To perform genome-wide association testing, we ran linear regression models at each CpG (lm package in R) to test for associations between DNA methylation levels and SLE disease state (case/control comparison) or flare status (case/case comparison). Since DNA methylation is influenced by age, gender, and ethnicity, we included these as covariates in our models.

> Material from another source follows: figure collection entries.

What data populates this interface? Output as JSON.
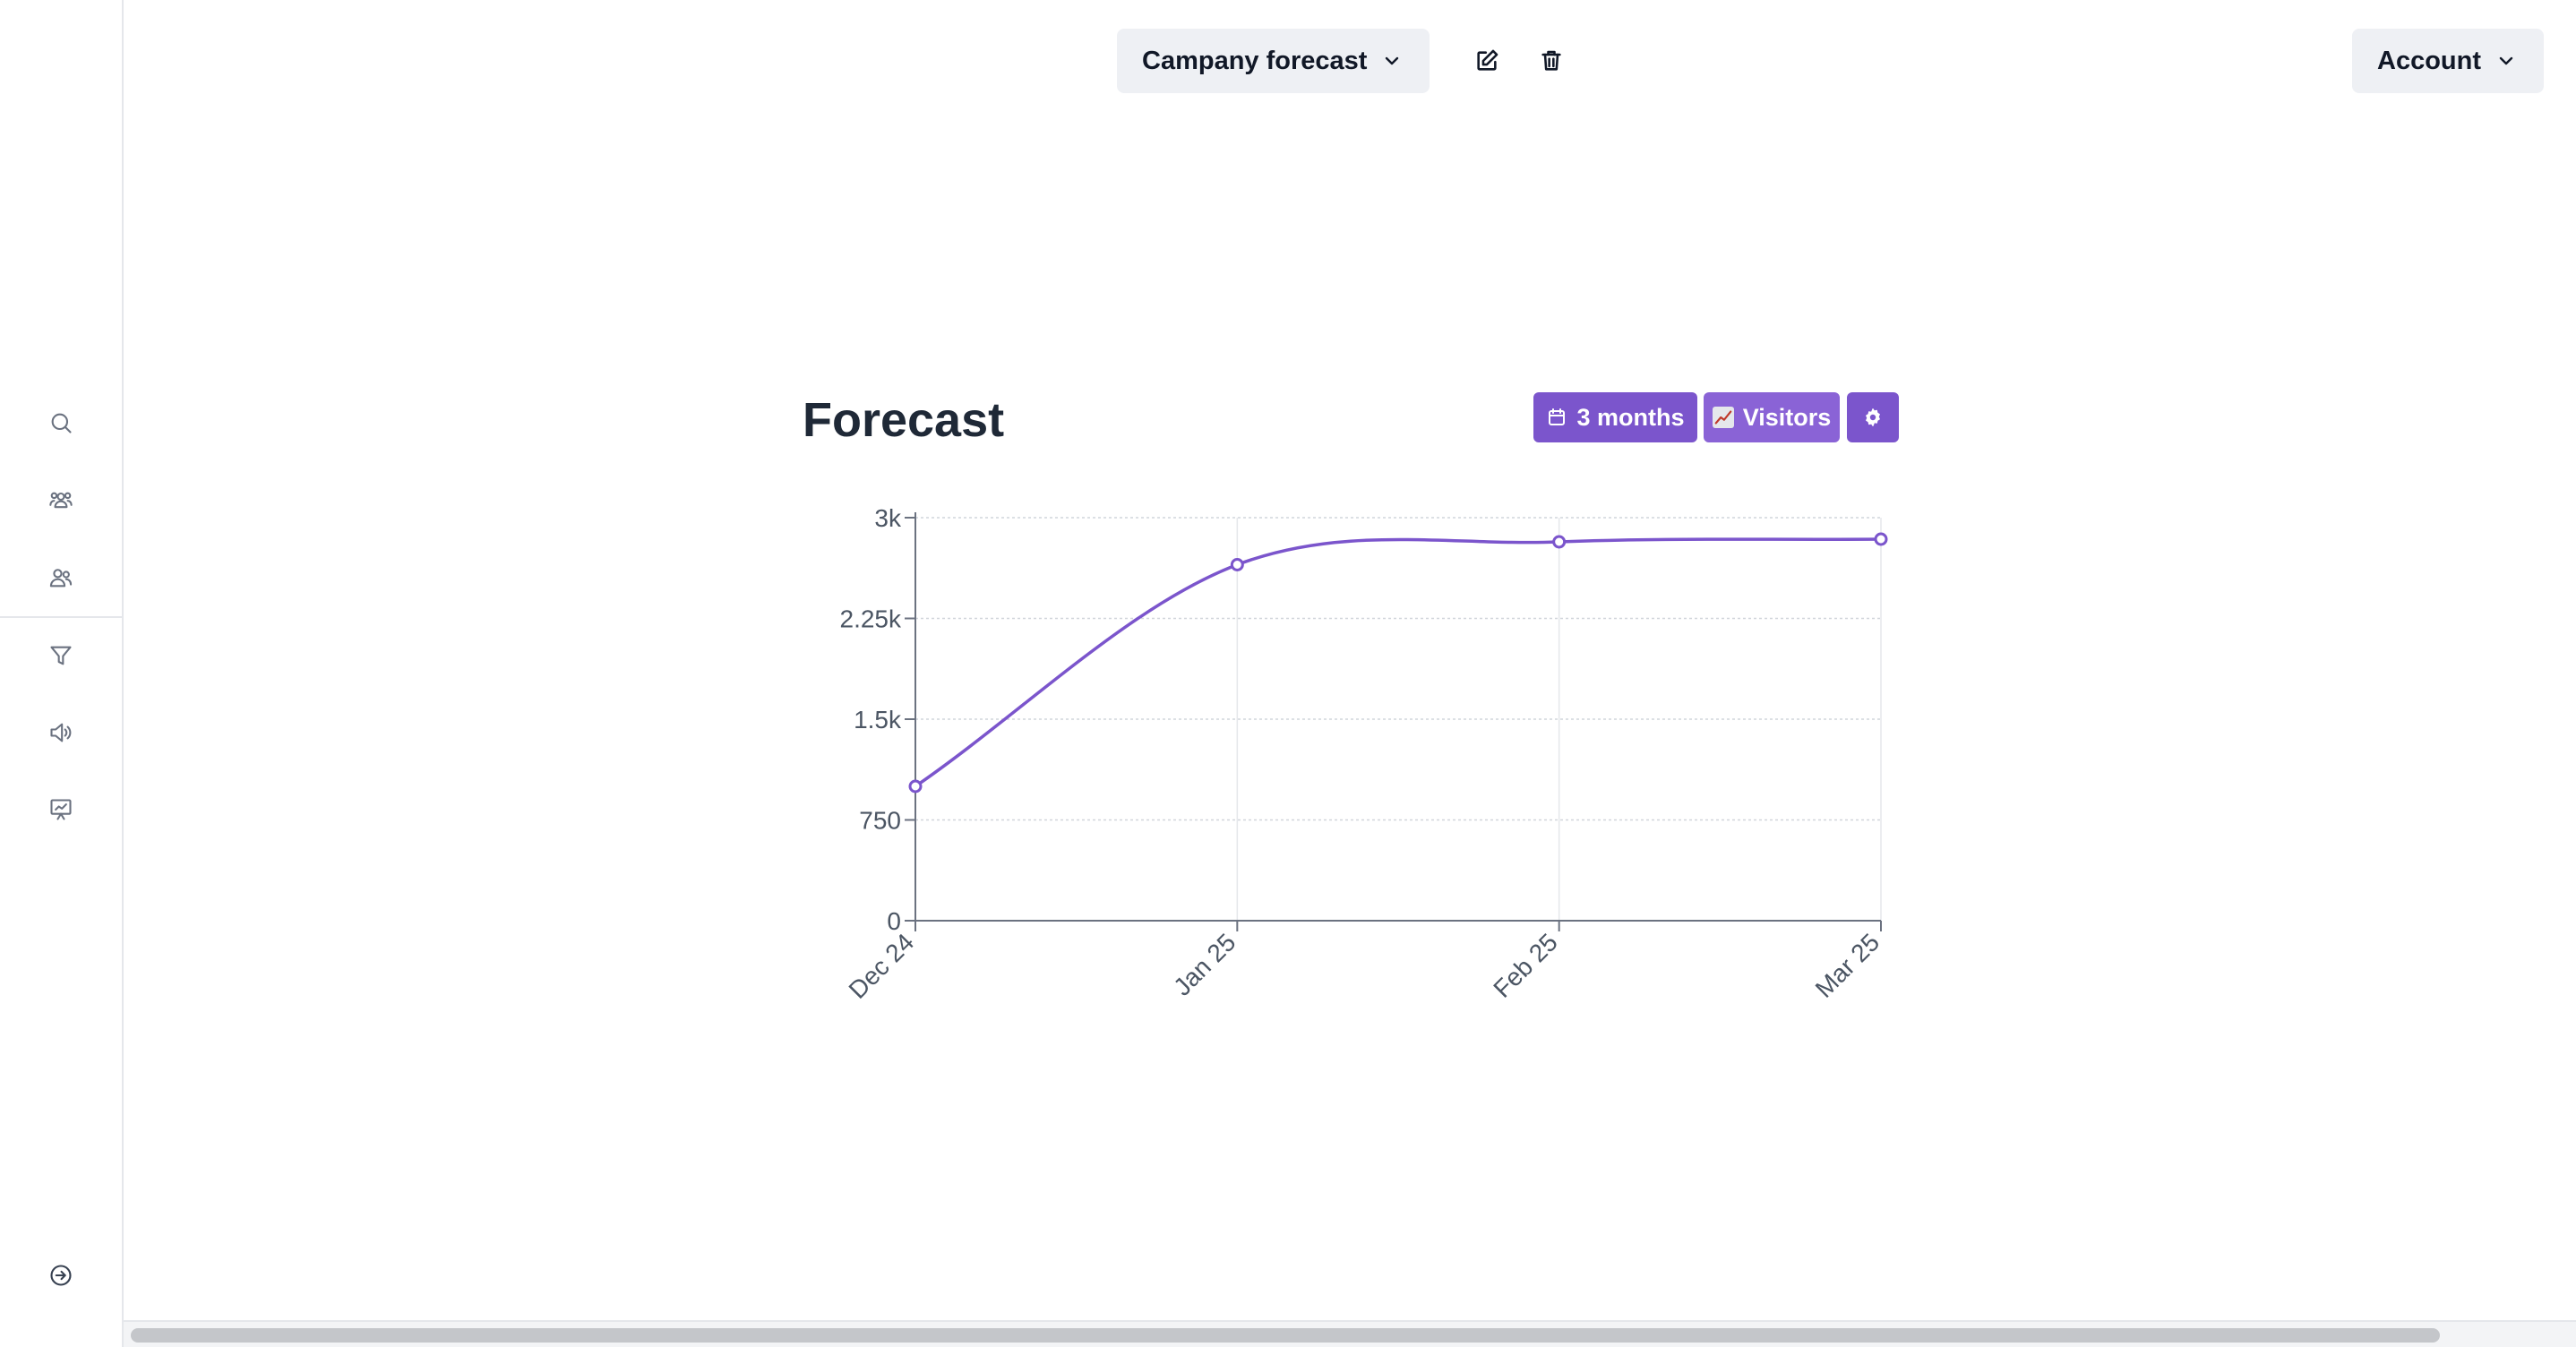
{
  "header": {
    "forecast_select_label": "Campany forecast",
    "account_label": "Account"
  },
  "sidebar": {
    "icons": [
      "search-icon",
      "groups-icon",
      "users-icon",
      "filter-icon",
      "megaphone-icon",
      "presentation-chart-icon"
    ],
    "bottom_icon": "arrow-right-circle-icon"
  },
  "panel": {
    "title": "Forecast",
    "range_label": "3 months",
    "metric_label": "Visitors",
    "accent": "#7b55cc"
  },
  "chart_data": {
    "type": "line",
    "title": "",
    "xlabel": "",
    "ylabel": "",
    "categories": [
      "Dec 24",
      "Jan 25",
      "Feb 25",
      "Mar 25"
    ],
    "series": [
      {
        "values": [
          1000,
          2650,
          2820,
          2840
        ],
        "color": "#7b55cc"
      }
    ],
    "ylim": [
      0,
      3000
    ],
    "y_ticks": [
      0,
      750,
      1500,
      2250,
      3000
    ],
    "y_tick_labels": [
      "0",
      "750",
      "1.5k",
      "2.25k",
      "3k"
    ],
    "grid": true,
    "legend": "none"
  }
}
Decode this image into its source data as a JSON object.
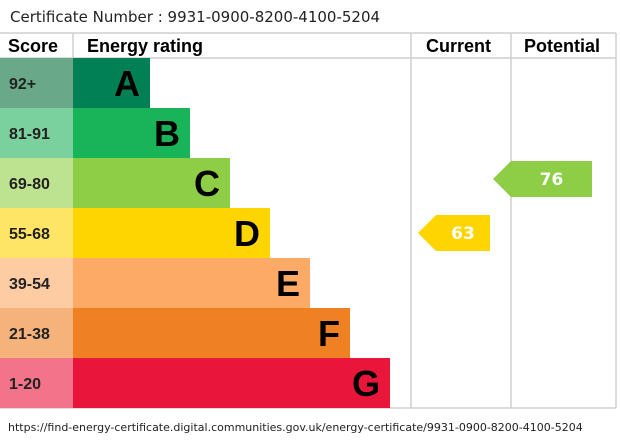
{
  "certificate_label": "Certificate Number : 9931-0900-8200-4100-5204",
  "footer_url": "https://find-energy-certificate.digital.communities.gov.uk/energy-certificate/9931-0900-8200-4100-5204",
  "chart_data": {
    "type": "bar",
    "headers": {
      "score": "Score",
      "rating": "Energy rating",
      "current": "Current",
      "potential": "Potential"
    },
    "bands": [
      {
        "score": "92+",
        "letter": "A",
        "color": "#008054",
        "light": "#6aa88a"
      },
      {
        "score": "81-91",
        "letter": "B",
        "color": "#19b459",
        "light": "#7bd19d"
      },
      {
        "score": "69-80",
        "letter": "C",
        "color": "#8dce46",
        "light": "#bde290"
      },
      {
        "score": "55-68",
        "letter": "D",
        "color": "#ffd500",
        "light": "#ffe566"
      },
      {
        "score": "39-54",
        "letter": "E",
        "color": "#fcaa65",
        "light": "#fdcca3"
      },
      {
        "score": "21-38",
        "letter": "F",
        "color": "#ef8023",
        "light": "#f5b37b"
      },
      {
        "score": "1-20",
        "letter": "G",
        "color": "#e9153b",
        "light": "#f2738a"
      }
    ],
    "current": {
      "value": 63,
      "band": "D",
      "color": "#ffd500"
    },
    "potential": {
      "value": 76,
      "band": "C",
      "color": "#8dce46"
    }
  }
}
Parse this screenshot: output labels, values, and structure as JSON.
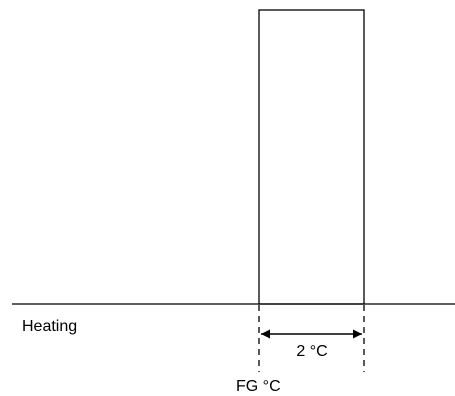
{
  "labels": {
    "heating": "Heating",
    "width": "2 °C",
    "axis": "FG °C"
  },
  "colors": {
    "stroke": "#000000",
    "background": "#ffffff"
  }
}
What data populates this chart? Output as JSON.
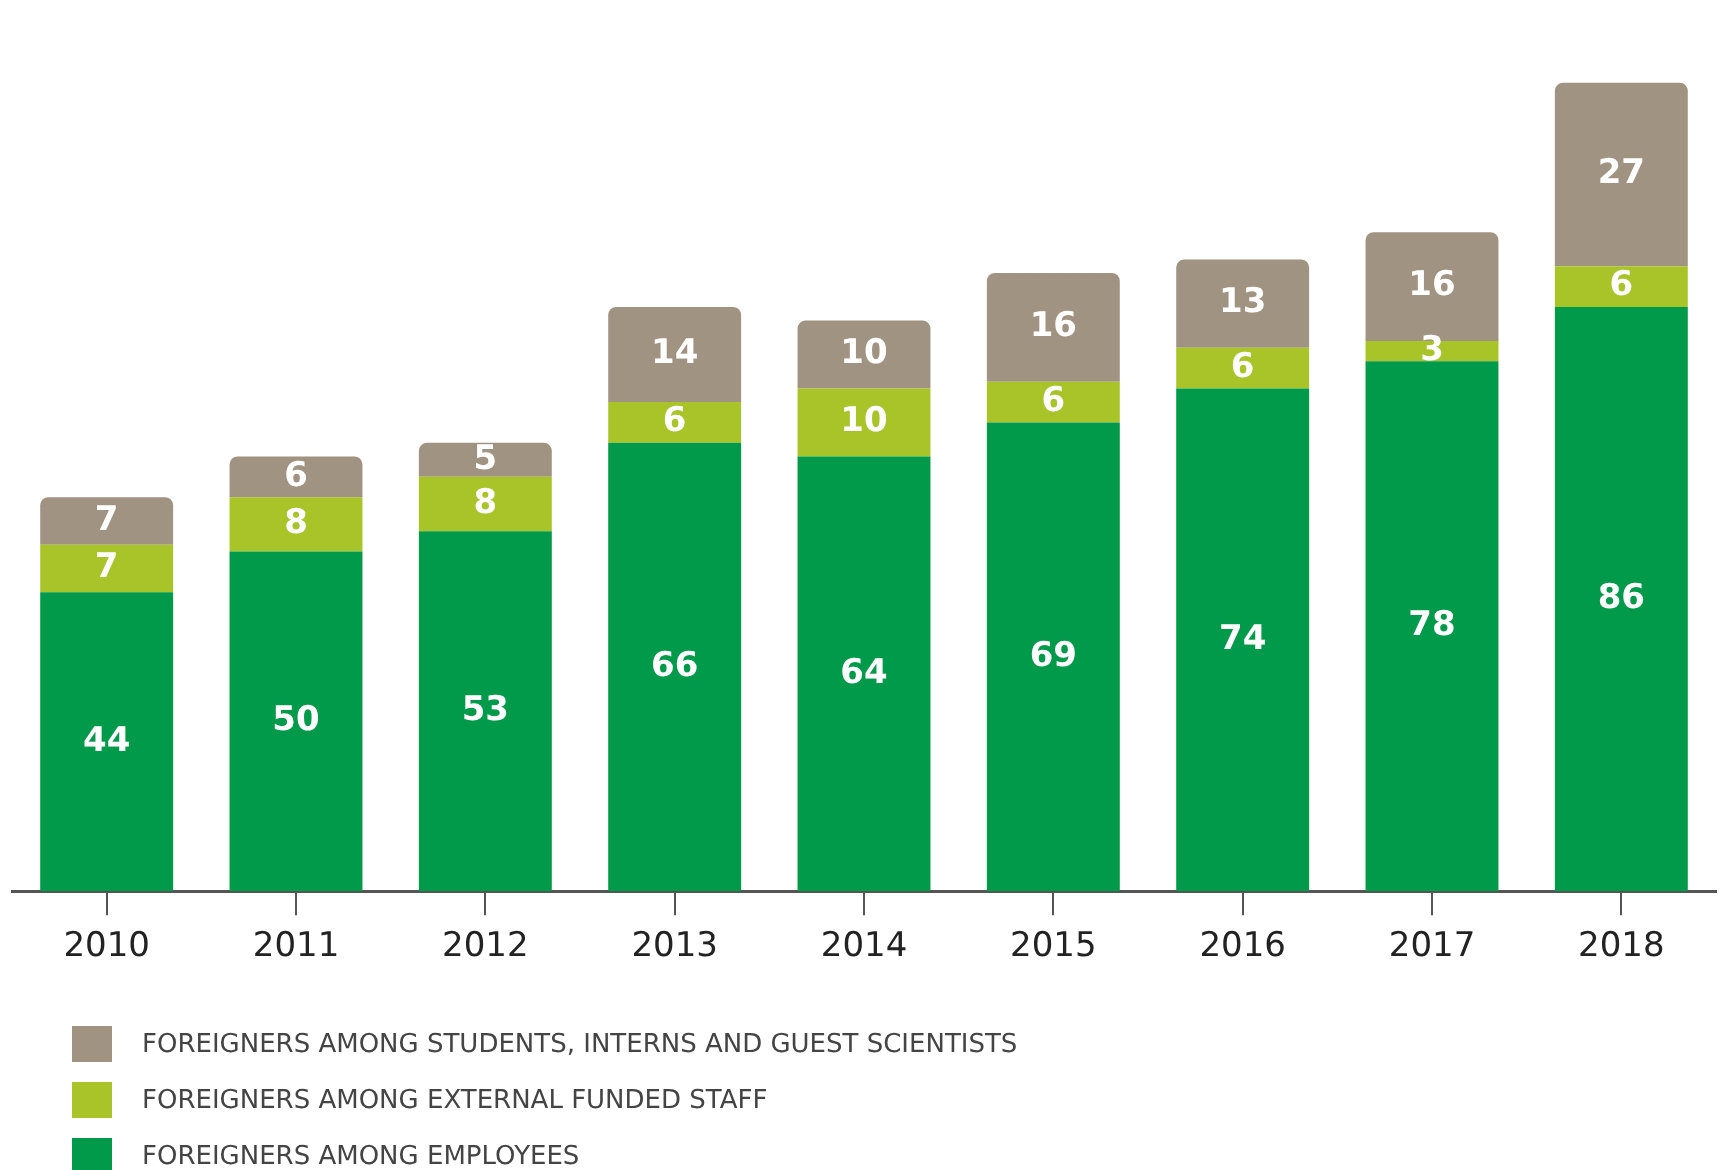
{
  "chart_data": {
    "type": "bar",
    "stacked": true,
    "data_labels": true,
    "legend": "bottom left",
    "grid": false,
    "categories": [
      "2010",
      "2011",
      "2012",
      "2013",
      "2014",
      "2015",
      "2016",
      "2017",
      "2018"
    ],
    "series": [
      {
        "name": "FOREIGNERS AMONG EMPLOYEES",
        "color": "#009a4a",
        "values": [
          44,
          50,
          53,
          66,
          64,
          69,
          74,
          78,
          86
        ]
      },
      {
        "name": "FOREIGNERS AMONG EXTERNAL FUNDED STAFF",
        "color": "#a8c429",
        "values": [
          7,
          8,
          8,
          6,
          10,
          6,
          6,
          3,
          6
        ]
      },
      {
        "name": "FOREIGNERS AMONG STUDENTS, INTERNS AND GUEST SCIENTISTS",
        "color": "#a09382",
        "values": [
          7,
          6,
          5,
          14,
          10,
          16,
          13,
          16,
          27
        ]
      }
    ]
  }
}
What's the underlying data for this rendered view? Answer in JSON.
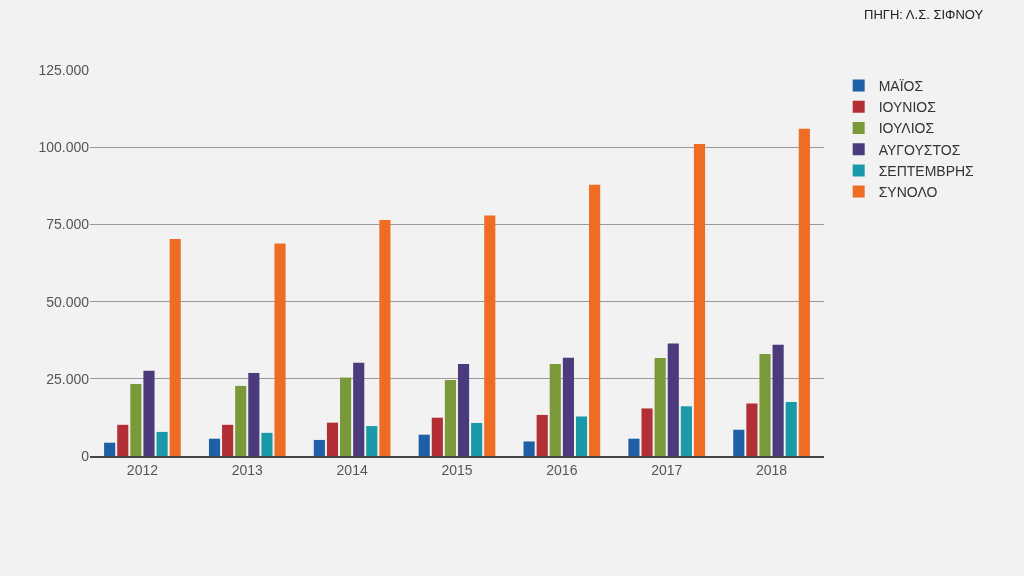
{
  "chart_data": {
    "type": "bar",
    "categories": [
      "2012",
      "2013",
      "2014",
      "2015",
      "2016",
      "2017",
      "2018"
    ],
    "series": [
      {
        "name": "ΜΑΪΟΣ",
        "color": "#1f5fa8",
        "values": [
          4300,
          5600,
          5200,
          6900,
          4700,
          5600,
          8500
        ]
      },
      {
        "name": "ΙΟΥΝΙΟΣ",
        "color": "#b22f35",
        "values": [
          10100,
          10100,
          10800,
          12400,
          13300,
          15400,
          17000
        ]
      },
      {
        "name": "ΙΟΥΛΙΟΣ",
        "color": "#7a9a3a",
        "values": [
          23300,
          22700,
          25400,
          24600,
          29800,
          31700,
          33000
        ]
      },
      {
        "name": "ΑΥΓΟΥΣΤΟΣ",
        "color": "#4b3b7c",
        "values": [
          27600,
          26900,
          30200,
          29800,
          31800,
          36400,
          36000
        ]
      },
      {
        "name": "ΣΕΠΤΕΜΒΡΗΣ",
        "color": "#1a9aa8",
        "values": [
          7800,
          7500,
          9700,
          10700,
          12800,
          16100,
          17500
        ]
      },
      {
        "name": "ΣΥΝΟΛΟ",
        "color": "#ee6c24",
        "values": [
          70300,
          68800,
          76400,
          77900,
          87800,
          101000,
          106000
        ]
      }
    ],
    "ylim": [
      0,
      125000
    ],
    "yticks": [
      {
        "value": 0,
        "label": "0"
      },
      {
        "value": 25000,
        "label": "25.000"
      },
      {
        "value": 50000,
        "label": "50.000"
      },
      {
        "value": 75000,
        "label": "75.000"
      },
      {
        "value": 100000,
        "label": "100.000"
      },
      {
        "value": 125000,
        "label": "125.000"
      }
    ],
    "grid": "y",
    "legend": "top right",
    "annotations": [
      "ΠΗΓΗ: Λ.Σ. ΣΙΦΝΟΥ"
    ]
  }
}
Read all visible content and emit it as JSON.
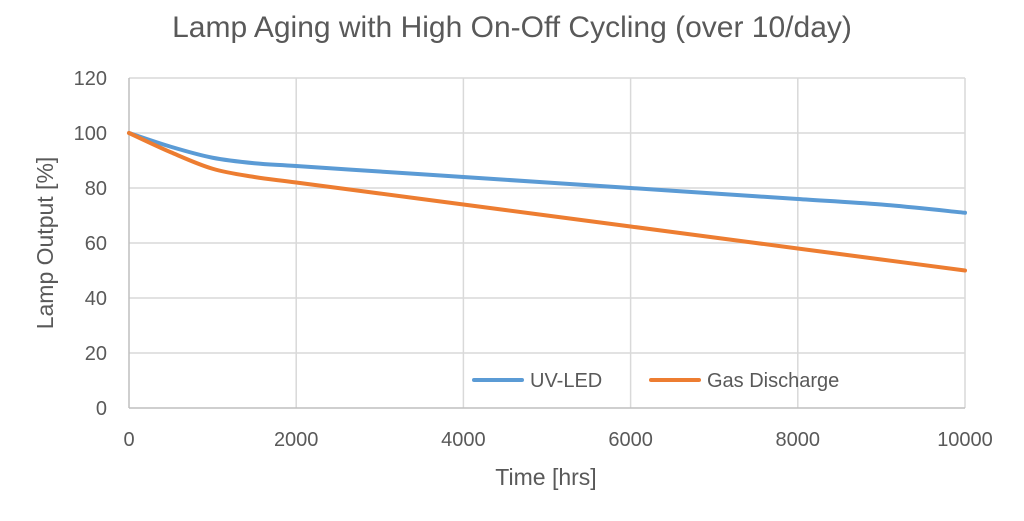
{
  "chart_data": {
    "type": "line",
    "title": "Lamp Aging with High On-Off Cycling (over 10/day)",
    "xlabel": "Time [hrs]",
    "ylabel": "Lamp Output [%]",
    "xlim": [
      0,
      10000
    ],
    "ylim": [
      0,
      120
    ],
    "x_ticks": [
      "0",
      "2000",
      "4000",
      "6000",
      "8000",
      "10000"
    ],
    "y_ticks": [
      "0",
      "20",
      "40",
      "60",
      "80",
      "100",
      "120"
    ],
    "grid": true,
    "legend_position": "bottom-right inside plot",
    "series": [
      {
        "name": "UV-LED",
        "color": "#5b9bd5",
        "x": [
          0,
          500,
          1000,
          1500,
          2000,
          3000,
          4000,
          5000,
          6000,
          7000,
          8000,
          9000,
          10000
        ],
        "y": [
          100,
          95,
          91,
          89,
          88,
          86,
          84,
          82,
          80,
          78,
          76,
          74,
          71
        ]
      },
      {
        "name": "Gas Discharge",
        "color": "#ed7d31",
        "x": [
          0,
          500,
          1000,
          1500,
          2000,
          3000,
          4000,
          5000,
          6000,
          7000,
          8000,
          9000,
          10000
        ],
        "y": [
          100,
          93,
          87,
          84,
          82,
          78,
          74,
          70,
          66,
          62,
          58,
          54,
          50
        ]
      }
    ]
  }
}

For analysis of the X-chromosome CpGs, females were analyzed separately so gender correction was unnecessary. The p-values and beta coefficients for the disease term in our regression models were used to establish the significance of the association at each CpG, and to estimate the post-correction differences in methylation between cases and controls, respectively. FDR correction was performed on the p-values using R (p.adjust function). We also selected 20,000 CpGs at random to perform permutation tests that randomized the disease state variable to estimate empirical p-values (lmp package). After 108 permutations, the permutation-based p-value was compared to the regression estimate, and both p-values were highly correlated. Figure S2 displays the genome-wide QQ plot for CD4+ cells, with the permuted p-values for 20,000 random CpGs overlayed in green. The biphasic trend in the QQ plot was recapitulated with permutation-based p-values.

We performed two types of analyses (Ingenuity and DAVID) to identify gene annotation terms that were enriched among our most significant associations. Our annotation of interferon-regulated genes was expanded to include the “IFI” gene symbols, which have been termed “interferon-inducible transcripts”, but have not all been given GO terms that reflect this functionality.